Дейд смотрел, как Уоллис нес на руках Маргарет, которую он бы с удовольствием сам вынес из Воксхолла. Мимо него прошествовали Дорнтоны и леди Джерси, которая все еще сжимала в руках разорванную на бинты юбку Жемчужины.

— Как вы думаете, он выживет? — спросила она.

Дейд пожал плечами. Раненого мужчину, находящегося без сознания, положили на носилки и поместили в повозку.

— Здесь угадать невозможно. Я видел, как и после более тяжелых ранений люди оставались живы.

— Замечательная девушка ваша мисс Дорнтон. — Сара Джерси протянула ему скомканные полосы муслина.

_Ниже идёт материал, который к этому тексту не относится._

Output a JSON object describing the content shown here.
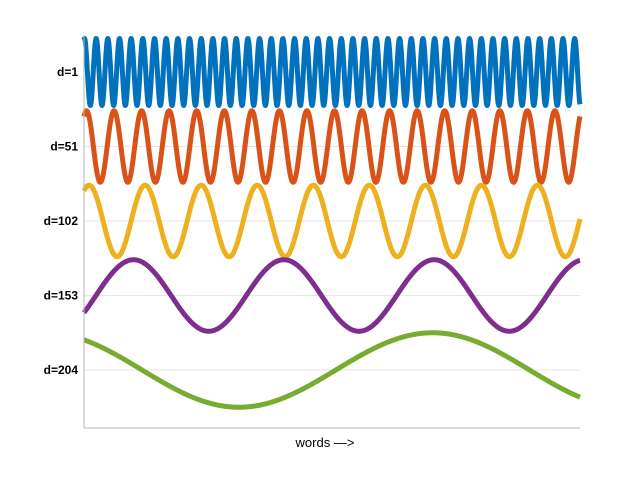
{
  "chart_data": {
    "type": "line",
    "title": "",
    "xlabel": "words —>",
    "ylabel": "",
    "x_range": [
      0,
      1
    ],
    "y_tick_labels": [
      "d=1",
      "d=51",
      "d=102",
      "d=153",
      "d=204"
    ],
    "grid": "horizontal",
    "legend": "none",
    "series": [
      {
        "label": "d=1",
        "color": "#0072BD",
        "baseline_index": 0,
        "amplitude": 0.45,
        "cycles": 42.5,
        "phase": 1.3
      },
      {
        "label": "d=51",
        "color": "#D95319",
        "baseline_index": 1,
        "amplitude": 0.48,
        "cycles": 18.0,
        "phase": 1.0
      },
      {
        "label": "d=102",
        "color": "#EDB120",
        "baseline_index": 2,
        "amplitude": 0.48,
        "cycles": 8.85,
        "phase": 1.0
      },
      {
        "label": "d=153",
        "color": "#7E2F8E",
        "baseline_index": 3,
        "amplitude": 0.48,
        "cycles": 3.3,
        "phase": -0.5
      },
      {
        "label": "d=204",
        "color": "#77AC30",
        "baseline_index": 4,
        "amplitude": 0.5,
        "cycles": 1.28,
        "phase": 2.2
      }
    ]
  }
}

— Я буду скучать по ней. — Дейд сунул кусочки ткани в карман. Это было все, что ему осталось от Жемчужины.

— Скучать по ней? Она куда-нибудь собирается?

Повозка с раненым и его товарищем тронулась с места.

— В свое поместье. — Дейд проглотил подступивший к горлу комок. — Жизнь в городе оказалась трудна для нее и ее сестер.

— Как жаль! В утренних газетах о ней напишут как о героине, а я всегда рада увеличить число героинь среди своих знакомых.

Дейд перевел взгляд с удаляющихся фигур на клочки ткани, которые держал в руках.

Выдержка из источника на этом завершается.